Procedure GenerateSuffixArray(Pattern): i := 1 j := 0 n := Pattern.length while i is less than n if Pattern[i] is equal to Pattern[j] S[i] := j + 1 j := j + 1 i := i + 1 else if j is not equal to 0 j := S[j-1] else S[i] := 0 i := i + 1 end if end if end while

The time complexity to build this array is `O(n)`

and the space complexity is also `O(n)`

. To make sure if you have completely understood the algorithm, try to generate an array for pattern `aabaabaa`

and check if the result matches with this one.

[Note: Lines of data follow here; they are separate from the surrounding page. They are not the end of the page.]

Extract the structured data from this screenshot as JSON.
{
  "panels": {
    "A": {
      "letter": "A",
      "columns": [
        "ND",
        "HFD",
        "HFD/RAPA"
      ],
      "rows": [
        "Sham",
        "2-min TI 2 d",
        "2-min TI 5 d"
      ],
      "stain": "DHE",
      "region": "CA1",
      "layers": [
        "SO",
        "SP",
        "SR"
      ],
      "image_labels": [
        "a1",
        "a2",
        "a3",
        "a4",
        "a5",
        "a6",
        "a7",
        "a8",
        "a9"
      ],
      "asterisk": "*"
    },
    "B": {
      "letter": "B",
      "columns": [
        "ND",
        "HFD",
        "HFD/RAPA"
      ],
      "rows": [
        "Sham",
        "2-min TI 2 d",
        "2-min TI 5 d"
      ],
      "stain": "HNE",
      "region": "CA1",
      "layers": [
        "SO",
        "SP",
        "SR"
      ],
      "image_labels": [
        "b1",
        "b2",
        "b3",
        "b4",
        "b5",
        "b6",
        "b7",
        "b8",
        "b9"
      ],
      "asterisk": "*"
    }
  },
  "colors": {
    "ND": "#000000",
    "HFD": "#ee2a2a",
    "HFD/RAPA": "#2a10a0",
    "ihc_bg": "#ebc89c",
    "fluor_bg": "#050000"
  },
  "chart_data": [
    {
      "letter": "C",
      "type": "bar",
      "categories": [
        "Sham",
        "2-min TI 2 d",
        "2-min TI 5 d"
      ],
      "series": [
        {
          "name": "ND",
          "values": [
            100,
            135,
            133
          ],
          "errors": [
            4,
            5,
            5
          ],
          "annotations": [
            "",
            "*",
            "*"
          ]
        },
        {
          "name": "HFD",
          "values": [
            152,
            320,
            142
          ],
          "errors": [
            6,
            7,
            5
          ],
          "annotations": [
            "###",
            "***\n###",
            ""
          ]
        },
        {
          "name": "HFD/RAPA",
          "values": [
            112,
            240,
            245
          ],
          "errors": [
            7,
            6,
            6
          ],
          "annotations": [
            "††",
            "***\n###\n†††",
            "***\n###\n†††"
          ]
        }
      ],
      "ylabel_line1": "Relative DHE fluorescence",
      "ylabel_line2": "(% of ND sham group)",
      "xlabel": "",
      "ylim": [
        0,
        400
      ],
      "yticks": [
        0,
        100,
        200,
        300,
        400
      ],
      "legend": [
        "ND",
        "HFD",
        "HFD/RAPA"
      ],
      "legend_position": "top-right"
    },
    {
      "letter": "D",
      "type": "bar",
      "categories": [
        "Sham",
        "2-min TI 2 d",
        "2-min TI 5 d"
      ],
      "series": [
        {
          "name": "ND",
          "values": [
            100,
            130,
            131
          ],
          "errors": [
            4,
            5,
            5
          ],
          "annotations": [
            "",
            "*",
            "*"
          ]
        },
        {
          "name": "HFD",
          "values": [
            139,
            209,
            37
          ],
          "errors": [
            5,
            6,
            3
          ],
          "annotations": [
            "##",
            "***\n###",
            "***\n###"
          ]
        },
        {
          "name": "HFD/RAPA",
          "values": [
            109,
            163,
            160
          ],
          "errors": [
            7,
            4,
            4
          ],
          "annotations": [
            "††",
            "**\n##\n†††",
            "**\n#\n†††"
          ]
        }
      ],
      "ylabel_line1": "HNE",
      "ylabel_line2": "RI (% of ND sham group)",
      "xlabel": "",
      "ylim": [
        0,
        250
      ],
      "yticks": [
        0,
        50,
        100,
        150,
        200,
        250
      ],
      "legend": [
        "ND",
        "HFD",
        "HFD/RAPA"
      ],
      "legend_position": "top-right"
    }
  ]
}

Now let’s do a substring search using the following example:

+---------+---+---+---+---+---+---+---+---+---+---+---+---+ | Index | 0 | 1 | 2 | 3 | 4 | 5 | 6 | 7 | 8 | 9 |10 |11 | +---------+---+---+---+---+---+---+---+---+---+---+---+---+ | Text | a | b | x | a | b | c | a | b | c | a | b | y | +---------+---+---+---+---+---+---+---+---+---+---+---+---+ +---------+---+---+---+---+---+---+ | Index | 0 | 1 | 2 | 3 | 4 | 5 | +---------+---+---+---+---+---+---+ | Pattern | a | b | c | a | b | y | +---------+---+---+---+---+---+---+ | S | 0 | 0 | 0 | 1 | 2 | 0 | +---------+---+---+---+---+---+---+

We have a *Text*, a *Pattern* and a pre-calculated array *S* using our logic defined before. We compare **Text[0]** and **Pattern[0]** and they are same. **Text[1]** and **Pattern[1]** are same. **Text[2]** and **Pattern[2]** are not same. We check the value at the position right before the mismatch. Since **S[1]** is **0**, there is no suffix that is same as the prefix in our substring and our comparison starts at position **S[1]**, which is **0**. So **Pattern[0]** is not same as **Text[2]**, so we move on. **Text[3]** is same as **Pattern[0]** and there is a match till **Text[8]** and **Pattern[5]**. We go one step back in the **S** array and find **2**. So this means there is a prefix of length **2** which is also the suffix of this substring (**abcab)** which is **ab**. That also means that there is an **ab** before **Text[8]**. So we can safely ignore **Pattern[0]** and **Pattern[1]** and start our next comparison from **Pattern[2]** and **Text[8]**. If we continue, we’ll find the *Pattern* in the *Text*. Our procedure will look like:

Procedure KMP(Text, Pattern) GenerateSuffixArray(Pattern) m := Text.Length n := Pattern.Length i := 0 j := 0 while i is less than m if Pattern[j] is equal to Text[i] j := j + 1 i := i + 1 if j is equal to n Return (j-i) else if i < m and Pattern[j] is not equal t Text[i] if j is not equal to 0 j = S[j-1] else i := i + 1 end if end if end while Return -1

The time complexity of this algorithm apart from the Suffix Array Calculation is `O(m)`

. Since *GenerateSuffixArray* takes `O(n)`

, the total time complexity of KMP Algorithm is: `O(m+n)`

.

PS: If you want to find multiple occurrences of *Pattern* in the *Text*, instead of returning the value, print it/store it and set `j := S[j-1]`

. Also keep a `flag`

to track whether you have found any occurrence or not and handle it accordingly.